Grad-CAM in Deepfake Face Recognition

Intro

Class activation mapping (CAM) can be thought of as an interpretation tool for convolutional neural networks. It visually explains the prediction made by the neural network by highlighting certain areas in the input image. These areas are said to have been looked at most 'closely' by the neural network in making its prediction.

In object recognition, if a model predicts 'dog' from an input image containing a person walking his dog, you expect the CAM to highlight the area centred around the dog. If the model predicts from the same image the caption 'Man walking dog'. In this case it would make sense for both the person and the dog to be highlighted in the image.

Deepfakes

Deepfakes are these realistic-looking images or videos where a person's face has actually been artificially manipulated.

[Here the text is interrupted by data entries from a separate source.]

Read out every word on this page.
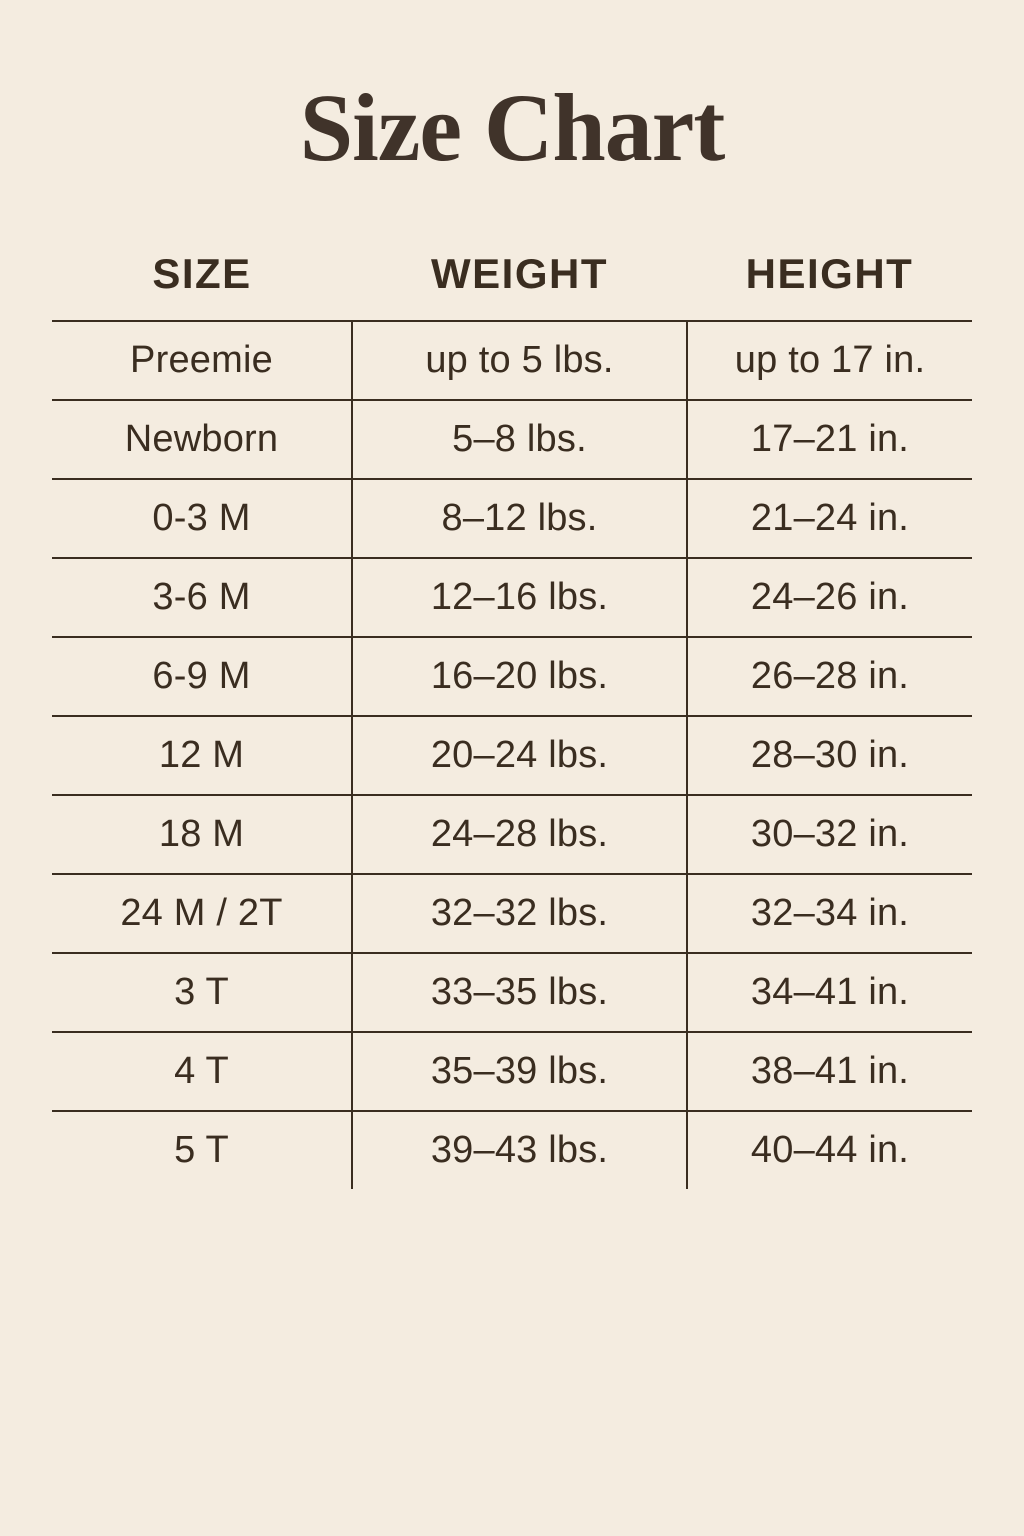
Size Chart
SIZE	WEIGHT	HEIGHT
Preemie	up to 5 lbs.	up to 17 in.
Newborn	5–8 lbs.	17–21 in.
0-3 M	8–12 lbs.	21–24 in.
3-6 M	12–16 lbs.	24–26 in.
6-9 M	16–20 lbs.	26–28 in.
12 M	20–24 lbs.	28–30 in.
18 M	24–28 lbs.	30–32 in.
24 M / 2T	32–32 lbs.	32–34 in.
3 T	33–35 lbs.	34–41 in.
4 T	35–39 lbs.	38–41 in.
5 T	39–43 lbs.	40–44 in.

There are various techniques for generating deepfakes, but in general the result is that the original face is subtly altered. What is it, then, that a neural network 'looks at' to decide that an image of a face is a deepfake? We apply a pretrained deepfake classifier to several deepfake videos and construct CAMs to see if they give an indication as to what the classifier looks at in an image to be able to tell that it's a deepfake. Along the way it's shown how Pytorch hooks are used in general to extract information from inside a model.

FAKE/REAL classifier

The model that will be used here is an EfficientNet-b1 model that has already been trained to classify an image of a face as either FAKE or REAL. It's not the best performing model out there; it forms the basis of a solution that has a logloss score of about 0.51980 on the private leaderboard of Kaggle's Deepfake Detection Challenge. (1st-place solution's score is 0.42320.)

Face detector

The classifier works on images of faces, so crops of faces need to be made out of the videos to be looked at. For this, Pytorch RetinaFace is used to recognise faces in the video frames. Despite being relatively slow, it's a very accurate face recognition system.

Data

The Kaggle Deepfake Detection challenge provides a good set of deepfake videos to work with. Each video is about 10 seconds long, and what's very useful is that the metadata shows which other video is the original version of the deepfake, so this is useful for frame-by-frame comparison. Here, several deepfake videos from the train_example_videos set of this dataset are selected, and their CAM will be looked at.

Class Activation Mapping

A CAM is supposed give an indication of what the model thinks as important in the image when making certain predictions, or more precisely in the current context, what it regards as important in predicting the score for an image being FAKE. As such, there are two main ingredients to consider in constructing a CAM:

The output activation of a convolutional layer
The output score for a selected class (FAKE in current example).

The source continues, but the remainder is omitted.